O presidente dos Estados Unidos, Donald Trump, exaltou o povo norte-americano e declarou que a população “não quer comunista no país” durante discurso ao ar livre no National Mall, em Washington, na madrugada deste domingo (5/7). A fala foi dada no encerramento das comemorações do feriado de 4 de julho, que celebrou os 250 anos da Independência dos EUA.
“Os EUA nunca serão um país comunista. O comunismo é um perdedor e sempre será. Nossos guerreiros não o derrotaram diversas vezes em várias partes do mundo apenas para ele tentar colocar sua cabeça novamente por aqui. É como um câncer, você precisa o retirar rapidamente”, afirmou Trump.
O presidente dos Estados Unidos disse que o país é a “luz” e a “esperança” do mundo e que muitos tentam ser como os EUA, mas “ninguém consegue”.

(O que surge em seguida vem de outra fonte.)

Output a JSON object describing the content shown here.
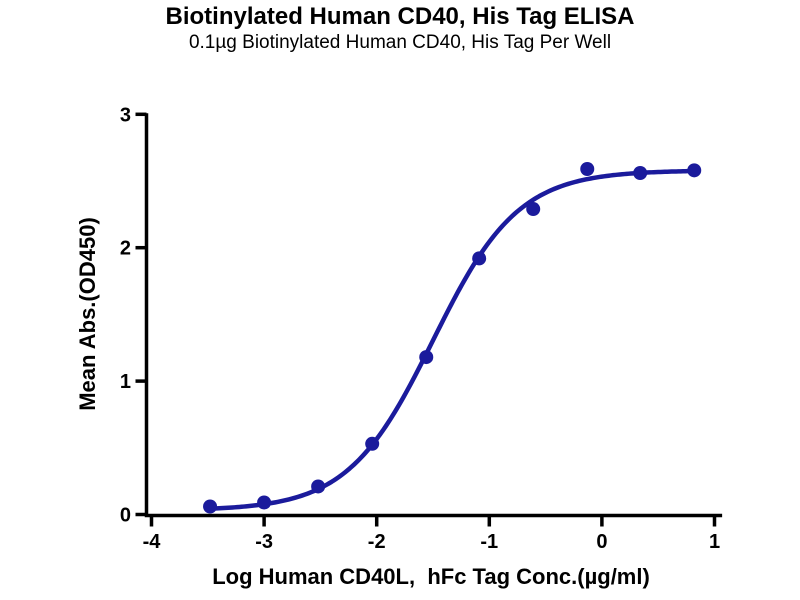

“Durante 250 anos, os Estados Unidos da América têm sido a esperança, a promessa, a luz e a glória entre todas as nações do mundo. Todos no mundo tentam ser como nós, mas ninguém consegue e, com a ajuda de Deus, sempre seremos assim — ou até melhores”, argumentou.
As declarações ocorreram com cerca de uma hora de atraso após climas extremos interromperem a programação da celebração. O discurso estava previsto para 21h45 no horário local (22h45 no horário de Brasília), mas só começou às 23h15 do horário local (0h15 de domingo no horário de Brasília).
Trump elogiou as pessoas presentes no evento mesmo após os contratempos enfrentados ao longo do dia e afirmou que elas fizeram “a coisa certa”.
“Quero agradecer a todos, porque fizeram a coisa certa. Eles viram um raio, e eu disse… se tivermos que falar diante de uma única pessoa às 4 da manhã, eu estarei aqui. Não há como nos deterem”, destacou.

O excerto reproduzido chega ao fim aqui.